We affirm four convictions for attempted forgery, one conviction for attempted possession of a controlled substance, and the conviction for being a habitual offender. We reverse the three remaining convictions for attempted possession of a controlled substance. We remand this cause to the trial court with instructions to determine whether the sentences for the five convictions for attempt which we have affirmed on appeal should be served concurrently or consecutively.

LYBROOK, P.J., and ROBERTSON, J., concur.

NOTES

[1] IC 1971, XX-XX-X-X (Burns Supp. 1977) and IC 1971, XX-XX-X-X (Burns Supp. 1977).

[2] IC 1971, XX-XX-X-X (Burns Supp. 1977) and IC 1971, XX-XX-X-X (Burns Supp. 1977).

[3] IC 1971, XX-XX-X-X (Burns Supp. 1977).

[4] Perry raises no issue concerning his conviction or sentencing on the habitual offender charge. Accordingly, in the balance of this opinion we disregard that portion of the trial court proceedings.

[5] If a person took a forged check to four different banks and attempted unsuccessfully at each bank to have the check cashed, those facts would be comparable to the facts of the case at bar since a bank that cashed the check would retain the check. If a person visited four different banks and unsuccessfully tried to rob each bank, those facts would not be comparable to the facts of the case at bar since such a person could have taken money from each bank.

[6] We note that the information identified the forgery statute upon which the attempt charges were based. Perry suffers the same penalty for conviction of attempted forgery that he would suffer for conviction of forgery.

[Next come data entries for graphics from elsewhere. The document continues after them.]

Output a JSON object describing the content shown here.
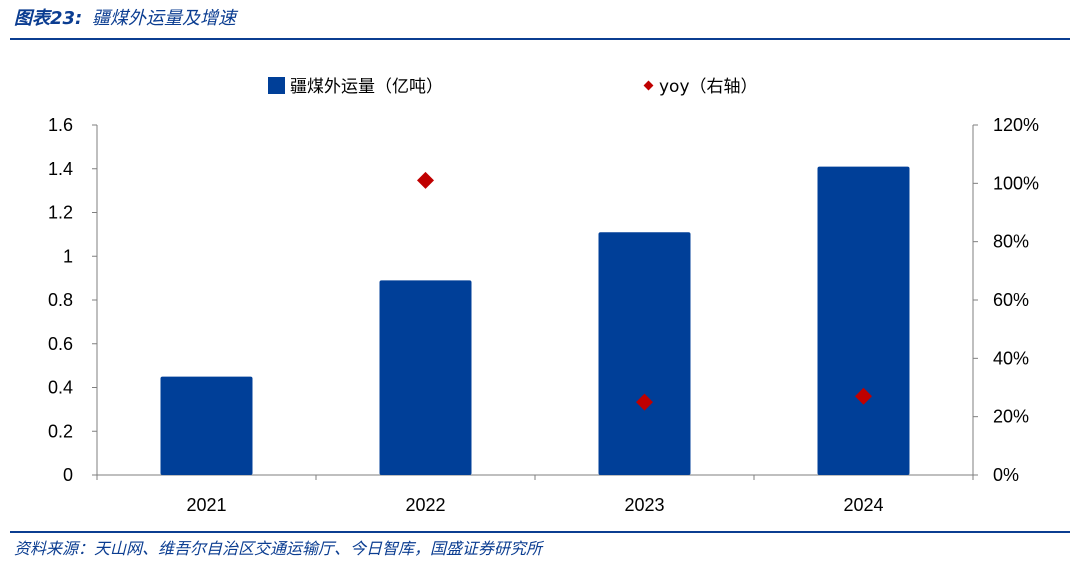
{
  "header": {
    "figure_number": "图表23:",
    "title": "疆煤外运量及增速"
  },
  "source": {
    "text": "资料来源：天山网、维吾尔自治区交通运输厅、今日智库，国盛证券研究所"
  },
  "colors": {
    "accent": "#0b3d91",
    "bar": "#003f98",
    "marker": "#c00000"
  },
  "chart_data": {
    "type": "bar",
    "categories": [
      "2021",
      "2022",
      "2023",
      "2024"
    ],
    "series": [
      {
        "name": "疆煤外运量（亿吨）",
        "type": "bar",
        "axis": "left",
        "values": [
          0.45,
          0.89,
          1.11,
          1.41
        ]
      },
      {
        "name": "yoy（右轴）",
        "type": "scatter",
        "axis": "right",
        "values": [
          null,
          1.01,
          0.25,
          0.27
        ]
      }
    ],
    "y_left": {
      "lim": [
        0,
        1.6
      ],
      "ticks": [
        "0",
        "0.2",
        "0.4",
        "0.6",
        "0.8",
        "1",
        "1.2",
        "1.4",
        "1.6"
      ]
    },
    "y_right": {
      "lim": [
        0,
        1.2
      ],
      "ticks": [
        "0%",
        "20%",
        "40%",
        "60%",
        "80%",
        "100%",
        "120%"
      ]
    },
    "grid": false,
    "legend_position": "top"
  }
}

In R. Perkins, Criminal Law (2d ed. 1969), pp. 552-553, 557, appear the following comments:

"Much of the discussion and many of the definitions point to failure as of the very essence of a criminal attempt, but there is no factual background for such an approach. In the area of wrongdoing, as in the realm of law-abiding conduct, some attempts fail while many others are successful. Furthermore, nothing in the philosophy of juridical science requires that an attempt must fail in order to receive recognition... .

* * * * * *

Much will be gained by complete abandonment of any thought of failure as an element of a criminal attempt. Much will be gained by a clear recognition of the fact that a criminal attempt is not something separate and distinct, but merely a part of the offense attempted. It is punishable but this is on the theory that it is such a large segment of the crime as to call for a penalty. Under the sound view an attempt to commit a crime is punishable whether the effort resulted in failure or success, although the charge and the conviction should normally be for the offense itself if evidence of consummation is clear... ." (Footnote omitted)

IC 1971, XX-XX-X-X (Burns Supp. 1977) does not make failure an element of criminal attempt. We know of no prejudice accruing to a defendant who is convicted of attempt when evidence proves his attempt was successful.

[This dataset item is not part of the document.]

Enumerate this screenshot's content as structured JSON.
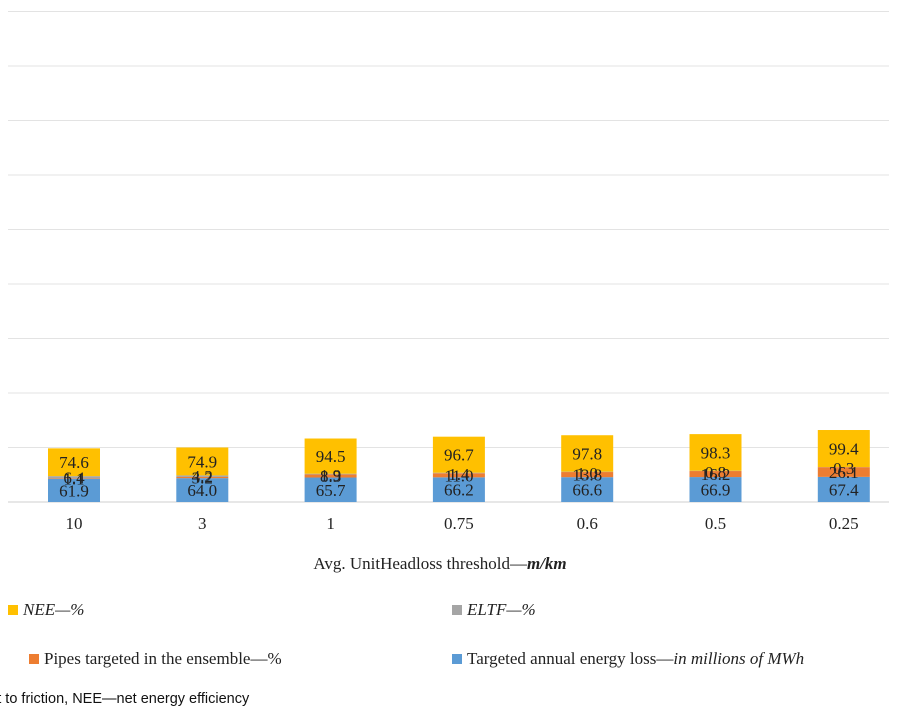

[7] In his brief Perry assumes that the two counts (one for attempted forgery and one for attempted possession of a controlled substance) resulting from the visit to each drug-store must stand or fall together. We disagree. Perry attempted to utter a forged instrument at four different drugstores. Perry does not suffer double jeopardy when he is tried and convicted for each of those criminal activities. Perry relies upon cases involving continuous offenses. Perry's convictions for attempted forgery are based upon isolated acts.